Item #010392 The Passing of the Gods. V. F. Calverton.

The Passing of the Gods

New York: Charles Scribners Sons, 1934. 1st Edition. Hardcover. 12mo. Fine / Very Good. Item #010392

Orig. brown cloth. xvi, 326 pp. Clipping of image of Pasht tipped-in to half-title. Magazine clipping of Religion: The Power of Hell" to rfep. Ink notes to rear endpapers. Bookplate of C.B. Farrar. Dust jacket sunned to spine, bumped to edges, several short tears to extremities repaired with acidified tape. In this challenging volume religion is examined for the first time from the "outside in" rather than the "inside out." The author contends that critical students of religion have previously "begun with the mind and worked outward, while what we should have done was to have begun with the outer forces and worked inward." Accordingly, Mr.

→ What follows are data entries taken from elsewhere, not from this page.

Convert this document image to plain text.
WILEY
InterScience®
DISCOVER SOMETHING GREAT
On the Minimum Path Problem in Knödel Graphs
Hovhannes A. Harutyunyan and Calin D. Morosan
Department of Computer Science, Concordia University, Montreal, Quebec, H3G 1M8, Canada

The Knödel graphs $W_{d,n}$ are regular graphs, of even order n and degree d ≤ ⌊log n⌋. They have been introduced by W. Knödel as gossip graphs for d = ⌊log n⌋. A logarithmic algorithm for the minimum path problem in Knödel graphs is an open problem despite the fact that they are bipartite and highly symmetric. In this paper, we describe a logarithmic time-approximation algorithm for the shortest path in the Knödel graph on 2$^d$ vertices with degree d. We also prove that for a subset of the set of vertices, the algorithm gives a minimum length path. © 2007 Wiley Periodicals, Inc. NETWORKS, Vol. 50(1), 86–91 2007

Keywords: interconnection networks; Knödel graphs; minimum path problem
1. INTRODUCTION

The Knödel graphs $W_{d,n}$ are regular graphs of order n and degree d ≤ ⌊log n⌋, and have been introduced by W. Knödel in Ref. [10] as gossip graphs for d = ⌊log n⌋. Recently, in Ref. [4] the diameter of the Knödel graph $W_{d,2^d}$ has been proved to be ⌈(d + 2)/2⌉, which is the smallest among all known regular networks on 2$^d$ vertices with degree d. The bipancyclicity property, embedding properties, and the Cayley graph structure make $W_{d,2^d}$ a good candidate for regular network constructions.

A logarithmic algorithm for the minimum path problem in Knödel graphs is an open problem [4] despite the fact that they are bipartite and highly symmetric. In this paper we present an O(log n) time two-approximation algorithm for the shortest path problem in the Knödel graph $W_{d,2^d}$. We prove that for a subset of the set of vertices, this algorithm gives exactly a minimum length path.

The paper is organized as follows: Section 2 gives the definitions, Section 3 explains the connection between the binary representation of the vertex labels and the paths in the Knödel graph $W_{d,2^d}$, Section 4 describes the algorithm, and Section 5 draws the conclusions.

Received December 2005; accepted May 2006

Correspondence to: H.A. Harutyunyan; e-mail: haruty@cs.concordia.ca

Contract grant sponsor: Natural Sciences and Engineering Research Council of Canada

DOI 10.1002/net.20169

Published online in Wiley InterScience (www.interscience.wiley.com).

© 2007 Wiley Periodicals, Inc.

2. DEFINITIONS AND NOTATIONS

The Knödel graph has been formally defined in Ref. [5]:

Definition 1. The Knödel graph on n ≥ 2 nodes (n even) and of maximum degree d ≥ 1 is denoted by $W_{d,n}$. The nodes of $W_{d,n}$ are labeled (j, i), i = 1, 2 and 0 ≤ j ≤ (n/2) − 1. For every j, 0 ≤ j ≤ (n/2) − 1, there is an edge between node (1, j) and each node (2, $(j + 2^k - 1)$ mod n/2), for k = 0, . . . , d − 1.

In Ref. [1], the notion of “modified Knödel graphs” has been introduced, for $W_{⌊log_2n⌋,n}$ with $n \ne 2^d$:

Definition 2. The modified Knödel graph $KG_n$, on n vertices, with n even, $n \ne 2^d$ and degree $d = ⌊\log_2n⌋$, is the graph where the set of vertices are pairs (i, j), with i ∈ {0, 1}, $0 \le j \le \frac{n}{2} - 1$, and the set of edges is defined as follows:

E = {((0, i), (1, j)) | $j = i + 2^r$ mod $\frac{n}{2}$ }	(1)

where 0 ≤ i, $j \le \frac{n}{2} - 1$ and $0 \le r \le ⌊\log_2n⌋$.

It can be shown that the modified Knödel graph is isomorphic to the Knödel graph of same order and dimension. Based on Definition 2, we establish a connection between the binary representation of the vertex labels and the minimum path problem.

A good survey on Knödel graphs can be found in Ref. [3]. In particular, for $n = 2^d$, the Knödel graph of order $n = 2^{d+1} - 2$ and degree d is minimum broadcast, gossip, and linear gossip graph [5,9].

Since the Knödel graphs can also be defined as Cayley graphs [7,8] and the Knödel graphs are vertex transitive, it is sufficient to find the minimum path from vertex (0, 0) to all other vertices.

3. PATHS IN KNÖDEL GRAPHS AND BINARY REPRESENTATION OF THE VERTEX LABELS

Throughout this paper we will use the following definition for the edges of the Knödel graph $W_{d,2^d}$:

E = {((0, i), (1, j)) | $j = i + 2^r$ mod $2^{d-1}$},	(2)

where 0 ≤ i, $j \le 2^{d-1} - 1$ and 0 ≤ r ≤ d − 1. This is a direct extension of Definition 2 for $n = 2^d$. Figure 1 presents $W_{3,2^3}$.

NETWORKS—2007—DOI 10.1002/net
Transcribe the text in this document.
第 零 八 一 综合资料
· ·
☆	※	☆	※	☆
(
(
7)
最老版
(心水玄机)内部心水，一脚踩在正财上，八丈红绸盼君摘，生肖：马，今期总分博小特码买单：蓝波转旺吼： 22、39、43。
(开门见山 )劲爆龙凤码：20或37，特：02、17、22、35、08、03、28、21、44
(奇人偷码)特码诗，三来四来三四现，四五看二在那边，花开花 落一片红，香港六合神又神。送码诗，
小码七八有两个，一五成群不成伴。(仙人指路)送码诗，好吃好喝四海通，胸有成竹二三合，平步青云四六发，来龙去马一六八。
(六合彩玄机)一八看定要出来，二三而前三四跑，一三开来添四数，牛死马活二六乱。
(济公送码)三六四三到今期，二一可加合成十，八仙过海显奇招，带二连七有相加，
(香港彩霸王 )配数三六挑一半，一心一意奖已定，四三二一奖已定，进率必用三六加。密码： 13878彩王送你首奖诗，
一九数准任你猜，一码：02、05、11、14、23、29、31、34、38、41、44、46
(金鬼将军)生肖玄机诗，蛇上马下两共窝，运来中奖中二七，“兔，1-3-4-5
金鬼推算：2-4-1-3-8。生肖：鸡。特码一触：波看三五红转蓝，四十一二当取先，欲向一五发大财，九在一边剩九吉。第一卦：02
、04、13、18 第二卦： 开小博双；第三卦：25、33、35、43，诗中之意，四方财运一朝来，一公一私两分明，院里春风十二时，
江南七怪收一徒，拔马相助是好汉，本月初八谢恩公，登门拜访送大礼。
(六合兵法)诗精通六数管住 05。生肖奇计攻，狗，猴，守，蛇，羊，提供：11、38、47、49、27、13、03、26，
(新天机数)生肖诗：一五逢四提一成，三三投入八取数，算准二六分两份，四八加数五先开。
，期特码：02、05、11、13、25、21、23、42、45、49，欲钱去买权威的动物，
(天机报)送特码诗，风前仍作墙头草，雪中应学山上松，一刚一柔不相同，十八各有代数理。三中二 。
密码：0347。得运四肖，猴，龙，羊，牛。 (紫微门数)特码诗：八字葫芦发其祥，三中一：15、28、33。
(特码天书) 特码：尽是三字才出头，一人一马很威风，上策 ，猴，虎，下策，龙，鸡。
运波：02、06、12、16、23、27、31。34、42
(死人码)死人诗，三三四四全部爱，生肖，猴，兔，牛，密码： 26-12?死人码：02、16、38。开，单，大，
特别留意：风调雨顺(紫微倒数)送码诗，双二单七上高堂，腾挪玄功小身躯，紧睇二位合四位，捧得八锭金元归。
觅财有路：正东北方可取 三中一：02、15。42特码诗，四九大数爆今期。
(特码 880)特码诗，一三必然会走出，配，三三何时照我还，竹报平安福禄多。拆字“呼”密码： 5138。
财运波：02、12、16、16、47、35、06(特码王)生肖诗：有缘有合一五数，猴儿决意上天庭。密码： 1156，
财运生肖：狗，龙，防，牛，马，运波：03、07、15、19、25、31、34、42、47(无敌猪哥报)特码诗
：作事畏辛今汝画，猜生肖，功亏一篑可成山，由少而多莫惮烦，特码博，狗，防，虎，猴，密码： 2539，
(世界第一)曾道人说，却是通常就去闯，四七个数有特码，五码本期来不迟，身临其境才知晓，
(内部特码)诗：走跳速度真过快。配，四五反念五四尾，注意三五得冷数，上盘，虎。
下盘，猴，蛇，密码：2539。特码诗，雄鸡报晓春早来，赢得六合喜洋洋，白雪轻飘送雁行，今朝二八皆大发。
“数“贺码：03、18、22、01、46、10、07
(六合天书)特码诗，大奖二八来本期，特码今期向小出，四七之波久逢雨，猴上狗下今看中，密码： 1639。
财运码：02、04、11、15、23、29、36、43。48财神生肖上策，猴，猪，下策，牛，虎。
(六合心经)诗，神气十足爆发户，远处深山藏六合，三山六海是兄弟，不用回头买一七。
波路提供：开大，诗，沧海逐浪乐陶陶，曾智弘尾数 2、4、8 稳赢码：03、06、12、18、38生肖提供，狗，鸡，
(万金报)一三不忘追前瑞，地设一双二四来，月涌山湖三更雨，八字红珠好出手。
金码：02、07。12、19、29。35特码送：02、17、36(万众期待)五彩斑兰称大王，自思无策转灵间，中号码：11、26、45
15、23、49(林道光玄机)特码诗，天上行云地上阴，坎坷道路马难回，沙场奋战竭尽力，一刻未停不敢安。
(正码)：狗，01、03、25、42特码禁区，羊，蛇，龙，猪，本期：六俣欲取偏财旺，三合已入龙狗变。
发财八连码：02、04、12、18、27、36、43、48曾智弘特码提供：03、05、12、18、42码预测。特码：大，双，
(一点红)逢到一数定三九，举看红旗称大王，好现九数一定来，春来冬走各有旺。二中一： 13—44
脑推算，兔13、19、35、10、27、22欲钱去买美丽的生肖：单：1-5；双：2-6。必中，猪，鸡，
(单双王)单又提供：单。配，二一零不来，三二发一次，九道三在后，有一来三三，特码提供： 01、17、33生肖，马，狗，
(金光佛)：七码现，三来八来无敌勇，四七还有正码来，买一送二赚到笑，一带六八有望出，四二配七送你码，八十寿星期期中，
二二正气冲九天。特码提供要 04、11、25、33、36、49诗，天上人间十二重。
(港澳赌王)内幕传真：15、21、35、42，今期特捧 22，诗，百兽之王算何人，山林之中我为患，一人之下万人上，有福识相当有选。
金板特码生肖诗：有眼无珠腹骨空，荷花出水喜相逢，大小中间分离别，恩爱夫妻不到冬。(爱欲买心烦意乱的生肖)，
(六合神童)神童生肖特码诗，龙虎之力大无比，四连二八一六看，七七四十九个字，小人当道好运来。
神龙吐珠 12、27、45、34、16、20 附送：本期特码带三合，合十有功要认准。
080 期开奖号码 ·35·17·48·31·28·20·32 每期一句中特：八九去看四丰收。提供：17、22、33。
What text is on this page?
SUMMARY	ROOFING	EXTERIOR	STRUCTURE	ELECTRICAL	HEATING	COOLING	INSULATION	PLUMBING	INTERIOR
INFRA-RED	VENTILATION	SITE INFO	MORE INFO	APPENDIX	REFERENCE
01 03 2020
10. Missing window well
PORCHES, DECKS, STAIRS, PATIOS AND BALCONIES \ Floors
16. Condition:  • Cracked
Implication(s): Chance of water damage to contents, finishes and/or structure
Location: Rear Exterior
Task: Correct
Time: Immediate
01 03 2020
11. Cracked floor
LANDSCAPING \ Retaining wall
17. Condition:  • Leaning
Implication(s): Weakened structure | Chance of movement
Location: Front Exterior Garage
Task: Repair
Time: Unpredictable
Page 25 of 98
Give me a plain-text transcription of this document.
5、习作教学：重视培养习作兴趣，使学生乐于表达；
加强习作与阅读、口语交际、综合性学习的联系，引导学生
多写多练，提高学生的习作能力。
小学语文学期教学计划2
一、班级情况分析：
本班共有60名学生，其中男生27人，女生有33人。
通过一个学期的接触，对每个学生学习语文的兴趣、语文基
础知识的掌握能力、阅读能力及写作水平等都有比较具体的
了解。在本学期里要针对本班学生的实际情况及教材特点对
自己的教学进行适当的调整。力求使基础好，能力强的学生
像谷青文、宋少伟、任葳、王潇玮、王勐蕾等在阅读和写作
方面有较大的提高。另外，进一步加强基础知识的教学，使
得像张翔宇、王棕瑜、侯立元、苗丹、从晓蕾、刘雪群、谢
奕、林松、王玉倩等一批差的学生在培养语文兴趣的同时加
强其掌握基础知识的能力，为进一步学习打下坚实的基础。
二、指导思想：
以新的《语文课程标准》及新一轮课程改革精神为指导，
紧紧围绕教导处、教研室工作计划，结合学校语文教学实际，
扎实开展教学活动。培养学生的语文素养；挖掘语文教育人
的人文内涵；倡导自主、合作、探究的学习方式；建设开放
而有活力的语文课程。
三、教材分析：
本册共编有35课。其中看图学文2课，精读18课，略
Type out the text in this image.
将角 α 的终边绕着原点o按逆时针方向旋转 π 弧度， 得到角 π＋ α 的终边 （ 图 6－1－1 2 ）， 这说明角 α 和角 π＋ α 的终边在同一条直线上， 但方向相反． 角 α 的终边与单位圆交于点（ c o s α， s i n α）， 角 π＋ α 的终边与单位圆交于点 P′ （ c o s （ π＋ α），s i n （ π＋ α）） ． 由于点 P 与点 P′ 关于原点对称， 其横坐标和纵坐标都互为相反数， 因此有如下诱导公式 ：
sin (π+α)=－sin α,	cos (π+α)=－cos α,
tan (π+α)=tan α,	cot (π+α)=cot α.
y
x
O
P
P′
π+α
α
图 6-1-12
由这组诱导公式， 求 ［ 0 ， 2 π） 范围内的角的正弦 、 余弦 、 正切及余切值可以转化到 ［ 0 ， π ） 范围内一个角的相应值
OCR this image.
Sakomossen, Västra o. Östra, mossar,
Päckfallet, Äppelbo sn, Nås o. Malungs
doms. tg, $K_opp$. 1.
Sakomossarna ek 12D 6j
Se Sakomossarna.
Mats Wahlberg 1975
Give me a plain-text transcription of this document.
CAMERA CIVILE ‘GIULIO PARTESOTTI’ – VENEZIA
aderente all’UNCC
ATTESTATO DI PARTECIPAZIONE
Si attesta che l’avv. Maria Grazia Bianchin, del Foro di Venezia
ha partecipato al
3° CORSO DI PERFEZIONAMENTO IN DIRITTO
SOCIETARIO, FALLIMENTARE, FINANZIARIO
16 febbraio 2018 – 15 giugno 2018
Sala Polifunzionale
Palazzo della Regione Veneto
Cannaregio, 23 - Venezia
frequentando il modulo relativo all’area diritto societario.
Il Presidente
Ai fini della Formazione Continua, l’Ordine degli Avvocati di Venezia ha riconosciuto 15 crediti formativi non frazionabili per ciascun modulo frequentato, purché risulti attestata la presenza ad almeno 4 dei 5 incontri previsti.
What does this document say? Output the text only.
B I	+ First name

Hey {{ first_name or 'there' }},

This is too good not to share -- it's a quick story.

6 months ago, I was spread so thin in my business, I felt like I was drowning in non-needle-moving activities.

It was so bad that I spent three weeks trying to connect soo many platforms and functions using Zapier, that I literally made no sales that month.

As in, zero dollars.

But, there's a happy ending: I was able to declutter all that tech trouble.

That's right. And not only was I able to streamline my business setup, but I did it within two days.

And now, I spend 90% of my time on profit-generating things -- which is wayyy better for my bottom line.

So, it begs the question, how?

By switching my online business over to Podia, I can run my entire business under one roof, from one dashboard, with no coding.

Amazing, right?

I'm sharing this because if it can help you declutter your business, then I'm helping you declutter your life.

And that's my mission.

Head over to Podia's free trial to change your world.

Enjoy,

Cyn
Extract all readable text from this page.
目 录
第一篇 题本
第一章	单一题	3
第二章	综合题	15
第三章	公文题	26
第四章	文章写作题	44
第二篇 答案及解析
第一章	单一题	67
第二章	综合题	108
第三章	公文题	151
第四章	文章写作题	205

Calverton believes that the way to understand religion is not by dealing with it as an isolated institution but by studying the interests it has served, which he has done by examining the role that religion has played in shaping the character of the human mind from primitive and ancient times to the present day. Religion, Mr. Calverton seeks to prove, has derived its power over the human race by virtue of reading the material interests of man into the scheme of the universe, endowing man with an illusion of power over the forces of nature and the cosmos. That illusion science has destroyed by providing man with the power religion has promised but never fulfilled. The human mind, the author contends, has an underlying and almost ineradicable craving for power, and will ally itself on whichever side the greatest promise of power inheres. Religion, declares Mr. Calverton, has held the human mind in its thrall in the past because it satisfied better than any other force that craving for power.